One year ago, the shares of a struggling video game store called GameStop rose by 90%, and then another 60% in the afternoon. One week later, the start of “meme stock mania,” when people bought stocks that had been written off or shorted by professionals.
There were a lot of people who thought that the way people invest would change forever because of meme culture on social media, no-fee platforms like Robinhood, and a lot of people who didn’t like the Wall Street “suits.”
Yes, or maybe. Jan. 26, 2022, is the day that GameStop and AMC look more like MJ on the Wizards.
Shares of both GameStop and AMC have lost a lot of money this year. Both are down at least 35% year-to-date (though their share prices remain well above their pre-meme stock days).
And even though there have been a few crypto-related stunts that tried to capitalise on their godlike status among individual traders, both meme stock darlings have had to deal with real-world problems.

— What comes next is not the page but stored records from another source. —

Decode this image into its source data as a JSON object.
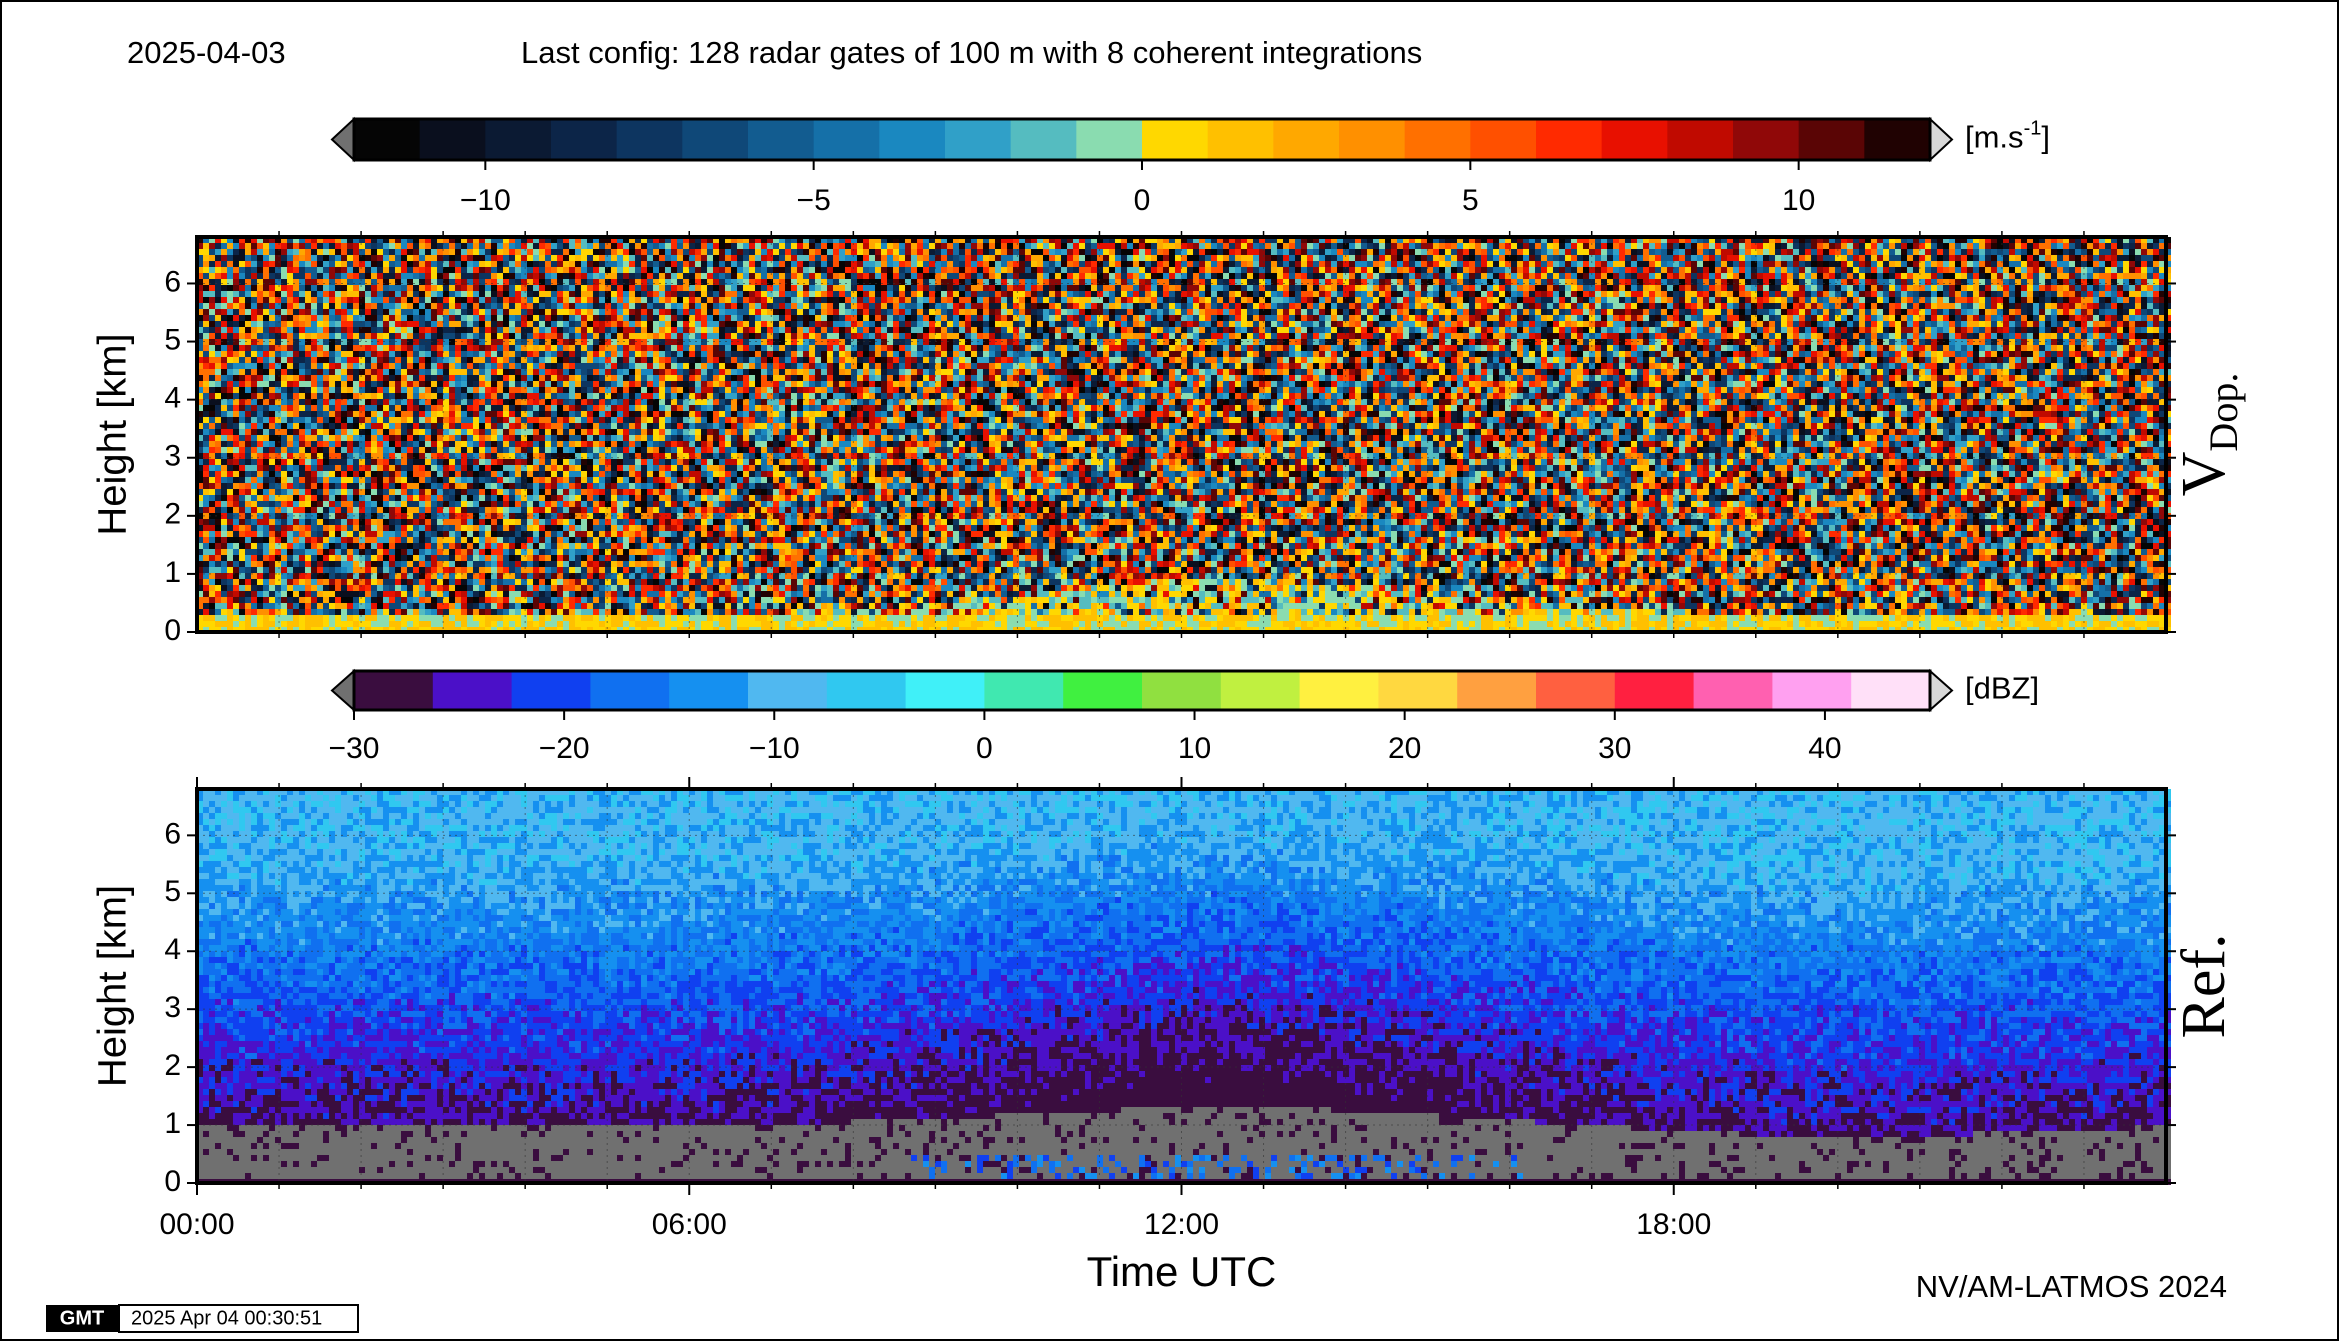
{
  "header": {
    "date": "2025-04-03",
    "config": "Last config: 128 radar gates of 100 m with 8 coherent integrations"
  },
  "chart_data": [
    {
      "type": "heatmap",
      "side_label": [
        "V",
        "Dop."
      ],
      "ylabel": "Height [km]",
      "ylim": [
        0,
        6.8
      ],
      "yticks": [
        0,
        1,
        2,
        3,
        4,
        5,
        6
      ],
      "xlim": [
        0,
        24
      ],
      "grid": true,
      "colorbar": {
        "unit": [
          "[m.s",
          "-1",
          "]"
        ],
        "clim": [
          -12,
          12
        ],
        "ticks": [
          {
            "value": -10,
            "label": "−10"
          },
          {
            "value": -5,
            "label": "−5"
          },
          0,
          5,
          10
        ],
        "under_color": "#707070",
        "over_color": "#d8d8d8",
        "colors": [
          "#050505",
          "#0a0f1e",
          "#0b1a33",
          "#0c2548",
          "#0d3560",
          "#0f4878",
          "#125c90",
          "#1570a8",
          "#1a88c0",
          "#30a0c8",
          "#55bcc0",
          "#8adcb0",
          "#ffd800",
          "#ffc000",
          "#ffa800",
          "#ff9000",
          "#ff7000",
          "#ff5000",
          "#ff2a00",
          "#e81000",
          "#c00a00",
          "#900808",
          "#5a0505",
          "#200202"
        ]
      }
    },
    {
      "type": "heatmap",
      "side_label": [
        "Ref."
      ],
      "ylabel": "Height [km]",
      "xlabel": "Time UTC",
      "ylim": [
        0,
        6.8
      ],
      "yticks": [
        0,
        1,
        2,
        3,
        4,
        5,
        6
      ],
      "xlim": [
        0,
        24
      ],
      "grid": true,
      "xticks": [
        {
          "value": 0,
          "label": "00:00"
        },
        {
          "value": 6,
          "label": "06:00"
        },
        {
          "value": 12,
          "label": "12:00"
        },
        {
          "value": 18,
          "label": "18:00"
        }
      ],
      "colorbar": {
        "unit": [
          "[dBZ]"
        ],
        "clim": [
          -30,
          45
        ],
        "ticks": [
          {
            "value": -30,
            "label": "−30"
          },
          {
            "value": -20,
            "label": "−20"
          },
          {
            "value": -10,
            "label": "−10"
          },
          0,
          10,
          20,
          30,
          40
        ],
        "under_color": "#707070",
        "over_color": "#d8d8d8",
        "colors": [
          "#3a0d3f",
          "#4b10c8",
          "#1040f0",
          "#1070f0",
          "#1590f0",
          "#50b8f0",
          "#30c8f0",
          "#40f0f8",
          "#40e8b0",
          "#40f040",
          "#90e040",
          "#c0f040",
          "#fff040",
          "#ffd840",
          "#ffa040",
          "#ff6040",
          "#ff2040",
          "#ff60b0",
          "#ffa0f0",
          "#ffe0f8"
        ]
      }
    }
  ],
  "footer": {
    "credit": "NV/AM-LATMOS 2024",
    "logo": "GMT",
    "timestamp": "2025 Apr 04 00:30:51"
  }
}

AMC, for example, is reportedly trying to get rid of its high-interest debt at a time when movie ticket sales aren’t even close to what they were before the pandemic.
Big picture: People seem to be less excited about meme stocks in general.
Meme-friendly stocks have been the subject of a number of new financial products in the last year. One of these is the FOMO ETF. But the only thing that the ETF doesn’t have is meme stocks. It has a big stake in energy company Chevron, and 40% of the fund is in cash, Bloomberg says. People who work there say that this strategy “puts me to sleep.”
Power users have moved on to other stock forums from Reddit’s Wall StreetBets, where the craze started. Some say constructive feedback has been replaced by “cheerleading,” according to the Wall Street Journal. That’s down from 47,000 last November. The average number of comments on the main WSB page was about 27,000 at that time.
Retail traders may once again work together to bring back a dead company. As long as the market is on the verge of a correction.